腹膜播種の診断・検査
初期段階では、腹部の超音波検査やCT検査などの画像診断が中心となります。これらの検査によって、腹腔内の腹水の溜まり具合や腹膜の異常が視覚化され、腹膜播種の可能性を探ります。
さらに、より詳細な診断を目指し、腹部穿刺によって腹水を採取し、がん細胞の存在を顕微鏡下で確認することもあります。
「腹膜播種」についてよくある質問
ここまで腹膜播種を紹介しました。ここでは「腹膜播種」についてよくある質問に、メディカルドック監修医がお答えします。

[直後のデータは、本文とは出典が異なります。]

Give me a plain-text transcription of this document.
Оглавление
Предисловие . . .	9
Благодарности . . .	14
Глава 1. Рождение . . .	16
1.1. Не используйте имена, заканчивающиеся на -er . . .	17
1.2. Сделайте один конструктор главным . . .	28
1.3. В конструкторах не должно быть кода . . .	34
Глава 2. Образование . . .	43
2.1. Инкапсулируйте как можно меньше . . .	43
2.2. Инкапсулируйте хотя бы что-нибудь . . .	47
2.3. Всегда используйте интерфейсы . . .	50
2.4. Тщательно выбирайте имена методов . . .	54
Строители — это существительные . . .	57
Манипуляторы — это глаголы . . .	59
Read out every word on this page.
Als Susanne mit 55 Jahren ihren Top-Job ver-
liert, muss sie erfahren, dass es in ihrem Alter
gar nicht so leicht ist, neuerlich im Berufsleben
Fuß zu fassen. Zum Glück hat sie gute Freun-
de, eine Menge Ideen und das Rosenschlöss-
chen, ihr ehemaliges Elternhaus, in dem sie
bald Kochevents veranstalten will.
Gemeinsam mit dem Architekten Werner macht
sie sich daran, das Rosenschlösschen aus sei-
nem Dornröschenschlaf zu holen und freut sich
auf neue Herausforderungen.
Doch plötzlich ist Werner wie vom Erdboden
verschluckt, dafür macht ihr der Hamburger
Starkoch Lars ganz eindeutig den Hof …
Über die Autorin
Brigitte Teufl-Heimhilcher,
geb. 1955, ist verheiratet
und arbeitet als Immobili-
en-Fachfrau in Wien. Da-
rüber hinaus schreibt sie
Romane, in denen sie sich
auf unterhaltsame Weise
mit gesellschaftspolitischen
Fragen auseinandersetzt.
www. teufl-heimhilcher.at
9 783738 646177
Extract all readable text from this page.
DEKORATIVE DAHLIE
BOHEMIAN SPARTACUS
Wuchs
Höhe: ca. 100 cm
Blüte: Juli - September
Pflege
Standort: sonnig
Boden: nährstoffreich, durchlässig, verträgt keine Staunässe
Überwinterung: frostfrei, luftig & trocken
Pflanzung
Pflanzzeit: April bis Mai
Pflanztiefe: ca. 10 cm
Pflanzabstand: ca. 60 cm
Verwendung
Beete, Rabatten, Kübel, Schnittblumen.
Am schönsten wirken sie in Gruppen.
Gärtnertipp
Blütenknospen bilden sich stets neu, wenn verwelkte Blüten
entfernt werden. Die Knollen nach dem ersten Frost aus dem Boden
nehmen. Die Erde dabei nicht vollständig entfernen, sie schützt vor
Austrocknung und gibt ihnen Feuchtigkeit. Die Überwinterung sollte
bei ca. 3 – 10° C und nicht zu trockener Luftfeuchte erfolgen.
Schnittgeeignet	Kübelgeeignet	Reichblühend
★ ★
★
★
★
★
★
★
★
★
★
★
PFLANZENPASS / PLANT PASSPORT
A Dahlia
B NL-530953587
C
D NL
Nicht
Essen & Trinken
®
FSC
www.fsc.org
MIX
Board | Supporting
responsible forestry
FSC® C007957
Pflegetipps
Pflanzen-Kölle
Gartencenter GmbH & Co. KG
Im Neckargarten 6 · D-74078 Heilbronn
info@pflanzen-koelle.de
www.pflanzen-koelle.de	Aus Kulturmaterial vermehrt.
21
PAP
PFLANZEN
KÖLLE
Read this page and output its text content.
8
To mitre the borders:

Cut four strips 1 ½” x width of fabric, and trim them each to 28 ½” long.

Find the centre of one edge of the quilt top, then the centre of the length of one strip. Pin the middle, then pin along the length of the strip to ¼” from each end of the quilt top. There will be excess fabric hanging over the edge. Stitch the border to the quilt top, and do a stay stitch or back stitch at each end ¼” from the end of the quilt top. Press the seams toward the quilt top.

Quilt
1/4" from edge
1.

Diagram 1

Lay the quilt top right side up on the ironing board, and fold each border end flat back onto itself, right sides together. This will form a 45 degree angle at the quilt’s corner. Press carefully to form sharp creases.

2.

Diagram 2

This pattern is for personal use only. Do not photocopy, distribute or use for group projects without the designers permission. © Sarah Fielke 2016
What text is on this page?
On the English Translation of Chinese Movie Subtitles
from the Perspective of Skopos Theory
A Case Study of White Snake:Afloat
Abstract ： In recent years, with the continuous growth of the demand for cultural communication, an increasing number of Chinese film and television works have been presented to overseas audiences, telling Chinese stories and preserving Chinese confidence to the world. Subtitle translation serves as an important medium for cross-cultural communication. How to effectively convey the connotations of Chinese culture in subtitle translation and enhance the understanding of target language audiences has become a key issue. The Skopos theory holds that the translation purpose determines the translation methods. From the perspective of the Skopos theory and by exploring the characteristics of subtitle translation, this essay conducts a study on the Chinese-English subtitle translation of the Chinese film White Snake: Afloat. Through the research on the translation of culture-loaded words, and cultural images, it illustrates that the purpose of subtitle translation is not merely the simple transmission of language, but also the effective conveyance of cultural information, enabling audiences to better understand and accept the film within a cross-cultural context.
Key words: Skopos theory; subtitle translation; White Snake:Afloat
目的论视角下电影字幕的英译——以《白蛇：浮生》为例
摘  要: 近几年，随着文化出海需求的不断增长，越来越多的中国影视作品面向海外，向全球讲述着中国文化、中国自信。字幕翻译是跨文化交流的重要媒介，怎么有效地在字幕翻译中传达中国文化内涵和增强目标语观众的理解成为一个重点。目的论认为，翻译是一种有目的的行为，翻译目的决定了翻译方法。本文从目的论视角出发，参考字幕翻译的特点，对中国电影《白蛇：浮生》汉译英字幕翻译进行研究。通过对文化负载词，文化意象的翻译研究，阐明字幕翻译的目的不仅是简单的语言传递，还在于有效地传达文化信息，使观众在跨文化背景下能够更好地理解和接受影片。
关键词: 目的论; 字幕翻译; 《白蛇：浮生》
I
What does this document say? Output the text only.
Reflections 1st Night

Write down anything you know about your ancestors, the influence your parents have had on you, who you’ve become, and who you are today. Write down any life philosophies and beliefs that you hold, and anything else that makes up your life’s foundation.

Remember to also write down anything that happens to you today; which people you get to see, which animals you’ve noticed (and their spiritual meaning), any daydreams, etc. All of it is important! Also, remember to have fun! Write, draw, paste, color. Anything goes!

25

腹膜播種とがん性腹膜炎の関連性について教えてください。
中路 幸之助 医師
がん細胞が原発部位から腹腔内に転移し、腹膜に広がることを腹膜播種といいます。この状態は、特に大腸、胃などのがんが進行し、がん細胞が腹膜を破って腹腔内に散らばることによって起こります。腹膜播種が進行すると、がん性腹膜炎を引き起こし、患者さんは腹部の痛みや腹水の蓄積、腸閉塞、水腎症といった深刻な症状に直面する場合があります。
腹膜播種の治療法はありますか?
中路 幸之助 医師
腹膜播種の治療法は、がんの種類や進行度、患者さんの健康状態に応じて慎重に選択されます。主に、原因となるがんへの化学療法や手術が優先されますが、腹膜播種自体への直接的な治療は難しく、そのため、症状緩和を目的とした対症療法が中心となります。例えば、痛みの管理のために鎮痛薬が用いられたり、腹水が溜まり腹部が膨らんだりすることに対しては腹水穿刺による除去が行われます。